Supervised Anomaly Detection: Why Accuracy Is Misleading in Imbalanced Classification
The Imbalance Problem
Anomalies are rare by definition. In fraud detection, typically 0.1-1% of transactions are fraudulent. In intrusion detection, 0.01% of network packets are malicious. This extreme class imbalance breaks standard machine learning assumptions.
Training data might contain 1 million normal examples and 1,000 fraud examples. A model that predicts "normal" for everything achieves 99.9% accuracy. That model catches zero fraud. Accuracy becomes meaningless when classes are imbalanced.
Why Accuracy Misleads
Accuracy = (correct predictions) / (total predictions). With 99.9% normal data, a trivial classifier that always predicts normal gets 99.9% accuracy. It sounds impressive but catches no anomalies. The metric rewards predicting the majority class and ignoring the minority class entirely.
Metrics That Matter
Precision: Of all predicted anomalies, what fraction are true anomalies? Low precision means many false alarms, wasting human review time.

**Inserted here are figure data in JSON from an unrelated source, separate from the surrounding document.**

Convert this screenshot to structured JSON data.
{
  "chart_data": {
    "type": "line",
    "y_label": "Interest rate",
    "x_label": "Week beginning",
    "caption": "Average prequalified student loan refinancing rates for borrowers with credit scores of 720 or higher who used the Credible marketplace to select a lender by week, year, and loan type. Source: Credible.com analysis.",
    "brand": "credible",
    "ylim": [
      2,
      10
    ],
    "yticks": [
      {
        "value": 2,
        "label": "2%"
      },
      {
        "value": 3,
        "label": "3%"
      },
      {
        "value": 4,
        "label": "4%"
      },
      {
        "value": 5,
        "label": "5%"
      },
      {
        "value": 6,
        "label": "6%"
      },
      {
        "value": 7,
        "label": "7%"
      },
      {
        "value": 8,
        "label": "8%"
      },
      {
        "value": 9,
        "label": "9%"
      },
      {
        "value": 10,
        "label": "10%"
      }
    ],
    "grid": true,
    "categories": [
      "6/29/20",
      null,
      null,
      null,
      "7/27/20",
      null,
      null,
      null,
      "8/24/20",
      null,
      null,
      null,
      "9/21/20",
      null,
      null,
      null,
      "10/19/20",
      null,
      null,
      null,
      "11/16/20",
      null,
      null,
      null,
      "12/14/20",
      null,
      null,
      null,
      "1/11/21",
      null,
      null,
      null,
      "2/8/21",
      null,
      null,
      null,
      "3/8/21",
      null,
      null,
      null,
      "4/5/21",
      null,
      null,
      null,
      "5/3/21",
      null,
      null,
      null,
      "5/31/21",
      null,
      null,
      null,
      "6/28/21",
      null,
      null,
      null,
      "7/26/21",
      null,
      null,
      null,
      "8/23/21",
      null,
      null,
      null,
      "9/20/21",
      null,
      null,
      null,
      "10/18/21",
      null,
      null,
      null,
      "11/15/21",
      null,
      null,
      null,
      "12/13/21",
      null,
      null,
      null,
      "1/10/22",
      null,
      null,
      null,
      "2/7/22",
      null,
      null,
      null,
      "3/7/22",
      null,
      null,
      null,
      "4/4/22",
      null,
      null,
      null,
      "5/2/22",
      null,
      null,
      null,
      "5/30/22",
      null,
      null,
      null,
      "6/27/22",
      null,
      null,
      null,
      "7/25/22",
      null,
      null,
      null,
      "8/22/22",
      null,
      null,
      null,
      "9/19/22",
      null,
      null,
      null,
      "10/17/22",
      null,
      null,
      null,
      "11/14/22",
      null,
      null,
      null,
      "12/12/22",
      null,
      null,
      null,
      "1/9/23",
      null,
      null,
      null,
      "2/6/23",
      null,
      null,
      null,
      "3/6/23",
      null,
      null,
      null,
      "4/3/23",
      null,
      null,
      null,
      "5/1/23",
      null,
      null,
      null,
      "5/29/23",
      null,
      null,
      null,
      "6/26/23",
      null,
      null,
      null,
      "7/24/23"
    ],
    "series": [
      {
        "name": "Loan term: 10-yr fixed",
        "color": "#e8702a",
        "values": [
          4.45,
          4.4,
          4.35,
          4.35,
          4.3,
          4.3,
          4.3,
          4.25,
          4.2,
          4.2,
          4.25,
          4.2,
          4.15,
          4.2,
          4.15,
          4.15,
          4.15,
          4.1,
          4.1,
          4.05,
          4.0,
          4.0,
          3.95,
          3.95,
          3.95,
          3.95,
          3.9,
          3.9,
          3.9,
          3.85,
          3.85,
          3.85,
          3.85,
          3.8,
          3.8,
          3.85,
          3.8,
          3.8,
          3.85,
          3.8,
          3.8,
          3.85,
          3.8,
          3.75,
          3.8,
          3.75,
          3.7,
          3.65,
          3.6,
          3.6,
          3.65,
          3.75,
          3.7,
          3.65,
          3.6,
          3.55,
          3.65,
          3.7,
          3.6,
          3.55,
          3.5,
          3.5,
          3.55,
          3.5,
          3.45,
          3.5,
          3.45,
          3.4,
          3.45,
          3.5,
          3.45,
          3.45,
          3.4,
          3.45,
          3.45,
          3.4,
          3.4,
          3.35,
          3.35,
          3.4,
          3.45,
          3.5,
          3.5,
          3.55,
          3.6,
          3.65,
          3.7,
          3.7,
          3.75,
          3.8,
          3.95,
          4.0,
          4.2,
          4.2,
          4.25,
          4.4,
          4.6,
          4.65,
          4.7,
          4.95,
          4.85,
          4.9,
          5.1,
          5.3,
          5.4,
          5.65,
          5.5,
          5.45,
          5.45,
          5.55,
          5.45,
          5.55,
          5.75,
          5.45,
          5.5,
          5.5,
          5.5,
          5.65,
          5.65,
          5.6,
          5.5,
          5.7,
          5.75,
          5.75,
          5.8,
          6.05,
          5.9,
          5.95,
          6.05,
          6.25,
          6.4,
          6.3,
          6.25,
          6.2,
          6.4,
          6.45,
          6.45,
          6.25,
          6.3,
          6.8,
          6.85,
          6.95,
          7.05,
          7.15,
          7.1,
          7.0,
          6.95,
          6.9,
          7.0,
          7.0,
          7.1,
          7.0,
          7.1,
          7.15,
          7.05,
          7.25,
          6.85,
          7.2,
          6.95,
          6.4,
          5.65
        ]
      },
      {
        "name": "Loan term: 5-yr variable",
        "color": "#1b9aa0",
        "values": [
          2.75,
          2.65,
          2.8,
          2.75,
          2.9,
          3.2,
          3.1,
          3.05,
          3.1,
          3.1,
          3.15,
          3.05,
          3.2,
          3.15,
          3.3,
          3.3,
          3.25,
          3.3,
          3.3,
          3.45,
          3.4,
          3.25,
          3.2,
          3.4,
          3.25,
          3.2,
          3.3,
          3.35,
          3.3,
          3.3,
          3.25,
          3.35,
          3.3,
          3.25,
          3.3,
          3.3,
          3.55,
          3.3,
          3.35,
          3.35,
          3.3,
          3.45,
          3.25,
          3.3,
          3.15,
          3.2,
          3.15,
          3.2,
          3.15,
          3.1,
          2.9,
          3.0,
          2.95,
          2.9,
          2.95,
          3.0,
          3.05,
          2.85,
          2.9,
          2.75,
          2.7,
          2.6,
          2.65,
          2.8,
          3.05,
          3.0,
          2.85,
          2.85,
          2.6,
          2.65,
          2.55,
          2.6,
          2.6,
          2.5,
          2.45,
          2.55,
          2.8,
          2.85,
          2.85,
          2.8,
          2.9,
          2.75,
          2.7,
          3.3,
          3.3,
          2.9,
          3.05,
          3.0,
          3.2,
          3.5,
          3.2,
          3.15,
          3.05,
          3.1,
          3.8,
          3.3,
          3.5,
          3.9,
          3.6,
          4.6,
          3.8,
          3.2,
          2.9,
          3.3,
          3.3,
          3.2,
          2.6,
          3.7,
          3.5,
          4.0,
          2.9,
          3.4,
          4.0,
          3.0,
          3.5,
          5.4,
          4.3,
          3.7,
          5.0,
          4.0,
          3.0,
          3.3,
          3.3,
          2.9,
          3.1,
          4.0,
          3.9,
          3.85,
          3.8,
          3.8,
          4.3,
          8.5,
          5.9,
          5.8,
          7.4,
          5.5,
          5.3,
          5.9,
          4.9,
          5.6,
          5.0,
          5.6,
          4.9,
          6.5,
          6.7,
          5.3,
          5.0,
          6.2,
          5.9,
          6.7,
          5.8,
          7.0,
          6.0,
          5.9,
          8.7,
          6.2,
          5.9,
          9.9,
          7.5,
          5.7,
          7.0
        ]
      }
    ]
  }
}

Recall: Of all true anomalies, what fraction did we catch? Low recall means fraud slips through. In financial fraud, missing a ,000 theft might cost more than 100 false alarms.
PR-AUC: Area under precision-recall curve. Unlike ROC-AUC, PR-AUC is sensitive to class imbalance. A random classifier gets PR-AUC equal to the positive class fraction (0.001 for 0.1% fraud rate), not 0.5.